Another way of thinking about this is that generative algorithms make some kind of structure assumptions on your model, but discriminative algorithms make fewer assumptions. For example, Naive Bayes assumes conditional independence of your features, while logistic regression (the discriminative "counterpart" of Naive Bayes) does not.
2: Yep, Naive Bayes is generative because it captures $P(X|Y)$ and $P(Y)$. For example, if we know that $P(Y = English) = 0.7$ and $P(Y = French) = 0.3$, along with English and French word probabilities, then we can now generate a new document by first choosing the language of the document (English with probability 0.7, French with probability 0.3), and then generating words according to the chosen language's word probabilities.

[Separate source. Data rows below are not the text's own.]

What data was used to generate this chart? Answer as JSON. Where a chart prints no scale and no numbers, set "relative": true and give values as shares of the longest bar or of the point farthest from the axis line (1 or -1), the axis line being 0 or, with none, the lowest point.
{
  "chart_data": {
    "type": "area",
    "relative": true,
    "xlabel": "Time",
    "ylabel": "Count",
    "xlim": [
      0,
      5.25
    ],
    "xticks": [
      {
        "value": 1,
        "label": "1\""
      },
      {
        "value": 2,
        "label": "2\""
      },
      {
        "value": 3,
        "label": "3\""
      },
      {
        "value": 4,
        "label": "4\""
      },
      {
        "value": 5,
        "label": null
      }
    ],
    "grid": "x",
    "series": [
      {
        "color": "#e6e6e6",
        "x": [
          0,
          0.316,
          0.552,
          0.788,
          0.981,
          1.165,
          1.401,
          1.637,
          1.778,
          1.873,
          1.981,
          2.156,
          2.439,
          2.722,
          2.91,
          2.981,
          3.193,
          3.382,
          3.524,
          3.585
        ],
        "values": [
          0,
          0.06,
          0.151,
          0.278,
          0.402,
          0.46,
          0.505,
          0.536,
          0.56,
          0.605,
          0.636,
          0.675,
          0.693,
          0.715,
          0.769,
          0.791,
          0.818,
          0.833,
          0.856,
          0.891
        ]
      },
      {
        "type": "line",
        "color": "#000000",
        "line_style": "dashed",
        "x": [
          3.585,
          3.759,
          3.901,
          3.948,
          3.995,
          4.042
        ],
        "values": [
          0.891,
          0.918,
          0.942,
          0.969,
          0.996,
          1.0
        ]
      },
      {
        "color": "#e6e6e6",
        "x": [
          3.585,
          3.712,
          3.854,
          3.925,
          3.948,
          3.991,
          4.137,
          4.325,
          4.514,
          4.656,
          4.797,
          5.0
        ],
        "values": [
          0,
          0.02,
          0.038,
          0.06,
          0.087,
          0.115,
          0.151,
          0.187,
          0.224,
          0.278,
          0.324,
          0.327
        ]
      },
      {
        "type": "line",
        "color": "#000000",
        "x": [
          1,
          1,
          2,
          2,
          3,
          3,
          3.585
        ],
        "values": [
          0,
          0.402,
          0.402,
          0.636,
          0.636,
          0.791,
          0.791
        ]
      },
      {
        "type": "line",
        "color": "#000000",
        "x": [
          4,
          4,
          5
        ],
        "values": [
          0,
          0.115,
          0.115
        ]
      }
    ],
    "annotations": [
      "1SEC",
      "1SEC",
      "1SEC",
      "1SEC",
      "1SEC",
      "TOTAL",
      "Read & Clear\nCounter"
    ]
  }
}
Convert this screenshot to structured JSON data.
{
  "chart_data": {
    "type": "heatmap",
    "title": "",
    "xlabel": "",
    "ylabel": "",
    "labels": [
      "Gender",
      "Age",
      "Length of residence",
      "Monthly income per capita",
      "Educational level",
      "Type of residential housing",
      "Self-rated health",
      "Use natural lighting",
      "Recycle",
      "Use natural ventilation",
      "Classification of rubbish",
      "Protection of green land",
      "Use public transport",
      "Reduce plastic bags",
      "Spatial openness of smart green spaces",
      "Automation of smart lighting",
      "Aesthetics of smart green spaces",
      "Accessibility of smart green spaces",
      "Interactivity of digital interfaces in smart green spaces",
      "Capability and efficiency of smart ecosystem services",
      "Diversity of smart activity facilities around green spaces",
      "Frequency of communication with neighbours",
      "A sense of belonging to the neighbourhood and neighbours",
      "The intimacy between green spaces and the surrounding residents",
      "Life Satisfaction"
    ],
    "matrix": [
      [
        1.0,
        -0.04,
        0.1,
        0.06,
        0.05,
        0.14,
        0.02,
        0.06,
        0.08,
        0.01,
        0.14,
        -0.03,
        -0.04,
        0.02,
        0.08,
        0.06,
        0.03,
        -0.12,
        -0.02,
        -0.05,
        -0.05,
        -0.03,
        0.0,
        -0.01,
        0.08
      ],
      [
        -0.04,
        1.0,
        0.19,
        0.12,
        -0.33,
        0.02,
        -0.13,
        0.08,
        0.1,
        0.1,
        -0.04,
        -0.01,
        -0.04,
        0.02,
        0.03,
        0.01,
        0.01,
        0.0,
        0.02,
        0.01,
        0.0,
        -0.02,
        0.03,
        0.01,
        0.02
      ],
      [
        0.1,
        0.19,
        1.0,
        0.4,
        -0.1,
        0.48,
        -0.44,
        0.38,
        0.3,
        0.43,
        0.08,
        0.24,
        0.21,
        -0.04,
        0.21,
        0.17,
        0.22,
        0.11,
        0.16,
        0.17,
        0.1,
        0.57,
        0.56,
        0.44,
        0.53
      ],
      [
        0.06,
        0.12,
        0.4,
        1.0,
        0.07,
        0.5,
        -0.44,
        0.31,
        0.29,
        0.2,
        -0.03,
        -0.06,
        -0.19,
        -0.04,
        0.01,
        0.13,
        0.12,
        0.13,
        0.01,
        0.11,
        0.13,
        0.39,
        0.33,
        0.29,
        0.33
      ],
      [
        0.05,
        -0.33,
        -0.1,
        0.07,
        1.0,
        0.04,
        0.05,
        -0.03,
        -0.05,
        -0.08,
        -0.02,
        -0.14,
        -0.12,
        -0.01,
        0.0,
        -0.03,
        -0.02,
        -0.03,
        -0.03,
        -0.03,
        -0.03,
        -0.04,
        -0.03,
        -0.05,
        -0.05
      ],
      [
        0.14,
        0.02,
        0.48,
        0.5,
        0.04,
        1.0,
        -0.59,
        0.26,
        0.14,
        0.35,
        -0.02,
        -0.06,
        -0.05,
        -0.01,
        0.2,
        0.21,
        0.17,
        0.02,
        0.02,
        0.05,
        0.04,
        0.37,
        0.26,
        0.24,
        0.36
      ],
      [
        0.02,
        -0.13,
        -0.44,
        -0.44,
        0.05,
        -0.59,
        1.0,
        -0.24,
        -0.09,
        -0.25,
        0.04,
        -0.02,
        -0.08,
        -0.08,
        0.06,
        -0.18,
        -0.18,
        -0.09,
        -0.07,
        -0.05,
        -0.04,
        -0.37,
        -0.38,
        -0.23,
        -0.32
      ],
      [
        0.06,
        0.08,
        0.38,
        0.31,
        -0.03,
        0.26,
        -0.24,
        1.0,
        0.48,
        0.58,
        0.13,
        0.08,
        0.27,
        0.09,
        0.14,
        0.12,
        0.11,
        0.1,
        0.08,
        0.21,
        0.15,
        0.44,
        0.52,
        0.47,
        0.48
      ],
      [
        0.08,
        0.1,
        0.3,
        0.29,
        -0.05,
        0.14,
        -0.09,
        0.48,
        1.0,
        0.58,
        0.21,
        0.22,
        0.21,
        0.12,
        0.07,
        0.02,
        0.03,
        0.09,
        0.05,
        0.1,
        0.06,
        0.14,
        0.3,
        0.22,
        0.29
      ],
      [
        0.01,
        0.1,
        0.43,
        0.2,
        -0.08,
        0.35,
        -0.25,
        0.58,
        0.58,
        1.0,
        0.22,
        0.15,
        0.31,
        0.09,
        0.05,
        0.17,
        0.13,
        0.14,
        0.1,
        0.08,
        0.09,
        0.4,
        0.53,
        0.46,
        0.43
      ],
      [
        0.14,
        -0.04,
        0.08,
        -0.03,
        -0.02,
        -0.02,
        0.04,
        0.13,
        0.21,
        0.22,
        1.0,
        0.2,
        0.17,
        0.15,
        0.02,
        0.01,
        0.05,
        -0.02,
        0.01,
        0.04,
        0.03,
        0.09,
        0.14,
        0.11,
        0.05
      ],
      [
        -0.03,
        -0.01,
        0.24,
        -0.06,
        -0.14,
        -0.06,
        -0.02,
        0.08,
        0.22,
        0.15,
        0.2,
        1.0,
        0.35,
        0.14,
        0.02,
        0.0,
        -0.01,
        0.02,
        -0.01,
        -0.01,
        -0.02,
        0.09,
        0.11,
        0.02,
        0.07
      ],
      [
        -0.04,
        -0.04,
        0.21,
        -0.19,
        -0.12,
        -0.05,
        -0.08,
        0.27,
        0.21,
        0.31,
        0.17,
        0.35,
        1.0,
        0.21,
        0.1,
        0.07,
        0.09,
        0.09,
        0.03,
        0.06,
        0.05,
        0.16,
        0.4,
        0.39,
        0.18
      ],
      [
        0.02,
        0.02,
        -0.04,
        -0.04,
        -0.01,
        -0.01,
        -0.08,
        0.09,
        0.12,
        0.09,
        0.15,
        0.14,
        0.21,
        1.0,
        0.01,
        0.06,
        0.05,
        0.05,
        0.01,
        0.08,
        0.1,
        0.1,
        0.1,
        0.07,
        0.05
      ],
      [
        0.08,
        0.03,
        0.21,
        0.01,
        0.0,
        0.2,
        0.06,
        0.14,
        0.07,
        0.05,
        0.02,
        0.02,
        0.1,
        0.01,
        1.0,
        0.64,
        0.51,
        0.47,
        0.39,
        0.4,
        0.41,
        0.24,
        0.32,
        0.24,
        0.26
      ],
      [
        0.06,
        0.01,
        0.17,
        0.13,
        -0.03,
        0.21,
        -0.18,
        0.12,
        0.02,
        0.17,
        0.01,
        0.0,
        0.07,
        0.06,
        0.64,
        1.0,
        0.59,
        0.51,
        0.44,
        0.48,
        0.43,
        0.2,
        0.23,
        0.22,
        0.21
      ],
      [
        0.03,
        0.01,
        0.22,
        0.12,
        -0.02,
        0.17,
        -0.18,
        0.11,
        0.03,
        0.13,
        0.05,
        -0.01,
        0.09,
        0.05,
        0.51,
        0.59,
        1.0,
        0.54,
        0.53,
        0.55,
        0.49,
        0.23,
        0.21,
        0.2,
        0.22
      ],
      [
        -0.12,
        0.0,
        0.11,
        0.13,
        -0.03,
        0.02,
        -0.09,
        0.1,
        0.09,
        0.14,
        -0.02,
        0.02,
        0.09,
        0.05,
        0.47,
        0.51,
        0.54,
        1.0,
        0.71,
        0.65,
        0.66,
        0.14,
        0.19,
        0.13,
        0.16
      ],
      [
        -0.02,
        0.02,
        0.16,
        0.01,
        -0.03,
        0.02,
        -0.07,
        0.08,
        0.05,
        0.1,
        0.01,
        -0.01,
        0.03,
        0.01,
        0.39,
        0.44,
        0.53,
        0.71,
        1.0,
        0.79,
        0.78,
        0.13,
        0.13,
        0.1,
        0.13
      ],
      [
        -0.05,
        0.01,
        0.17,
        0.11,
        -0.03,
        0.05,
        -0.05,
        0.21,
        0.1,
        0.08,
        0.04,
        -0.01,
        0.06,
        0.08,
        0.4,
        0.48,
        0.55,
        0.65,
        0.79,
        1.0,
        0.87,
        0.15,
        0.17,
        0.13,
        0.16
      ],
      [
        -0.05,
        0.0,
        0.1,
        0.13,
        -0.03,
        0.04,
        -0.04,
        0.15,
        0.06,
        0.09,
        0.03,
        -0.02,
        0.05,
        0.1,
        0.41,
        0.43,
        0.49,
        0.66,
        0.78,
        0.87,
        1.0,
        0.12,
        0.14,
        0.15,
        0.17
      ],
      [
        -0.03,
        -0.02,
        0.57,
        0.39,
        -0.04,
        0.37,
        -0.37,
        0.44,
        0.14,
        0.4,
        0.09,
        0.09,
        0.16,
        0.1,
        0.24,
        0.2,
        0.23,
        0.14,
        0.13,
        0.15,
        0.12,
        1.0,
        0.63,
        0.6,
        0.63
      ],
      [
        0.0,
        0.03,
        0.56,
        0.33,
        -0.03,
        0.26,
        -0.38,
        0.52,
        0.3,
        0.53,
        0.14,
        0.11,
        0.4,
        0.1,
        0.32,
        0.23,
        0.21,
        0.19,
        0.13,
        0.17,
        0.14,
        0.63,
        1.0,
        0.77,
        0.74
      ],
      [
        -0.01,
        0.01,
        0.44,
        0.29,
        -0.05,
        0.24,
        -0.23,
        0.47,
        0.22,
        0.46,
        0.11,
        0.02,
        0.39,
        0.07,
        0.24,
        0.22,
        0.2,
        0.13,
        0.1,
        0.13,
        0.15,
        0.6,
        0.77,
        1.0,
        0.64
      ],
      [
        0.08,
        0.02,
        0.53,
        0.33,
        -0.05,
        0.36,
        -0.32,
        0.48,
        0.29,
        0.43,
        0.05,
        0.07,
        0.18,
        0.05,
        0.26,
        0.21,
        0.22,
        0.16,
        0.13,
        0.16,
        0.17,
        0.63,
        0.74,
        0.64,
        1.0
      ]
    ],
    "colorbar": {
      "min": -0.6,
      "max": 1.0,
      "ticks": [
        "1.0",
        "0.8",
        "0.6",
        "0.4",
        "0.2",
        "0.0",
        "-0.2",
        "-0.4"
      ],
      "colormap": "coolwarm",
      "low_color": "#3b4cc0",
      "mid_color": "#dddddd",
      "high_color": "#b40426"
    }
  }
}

Yeah, I guess you could make logistic regression generative in that fashion, but it's only because you're adding something to logistic regression that's not already there. That is, when you're performing a Naive Bayes classification, you're directly computing $P(Y|X) \propto P(X|Y) P(Y)$ (the terms on the right, $P(X|Y)$ and $P(Y)$, are what allow you to generate a new document); but when you're computing $P(Y|X)$ in logistic regression, you're not computing these two things, you're just applying a logistic function to a dot product.
3: Generative models often outperform discriminative models on smaller datasets because their generative assumptions place some structure on your model that prevent overfitting. For example, let's consider Naive Bayes vs. Logistic Regression. The Naive Bayes assumption is of course rarely satisfied, so logistic regression will tend to outperform Naive Bayes as your dataset grows (since it can capture dependencies that Naive Bayes can't). But when you only have a small data set, logistic regression might pick up on spurious patterns that don't really exist, so the Naive Bayes acts as a kind of regularizer on your model that prevents overfitting. There's a paper by Andrew Ng and Michael Jordan on discriminative vs. generative classifiers that talks about this more.
4: I think what it means is that generative models can actually learn the underlying structure of the data if you specify your model correctly and the model actually holds, but discriminative models can outperform in case your generative assumptions are not satisfied (since discriminative algorithms are less tied to a particular structure, and the real world is messy and assumptions are rarely perfectly satisfied anyways). (I'd probably just ignore these quotes if they're confusing.)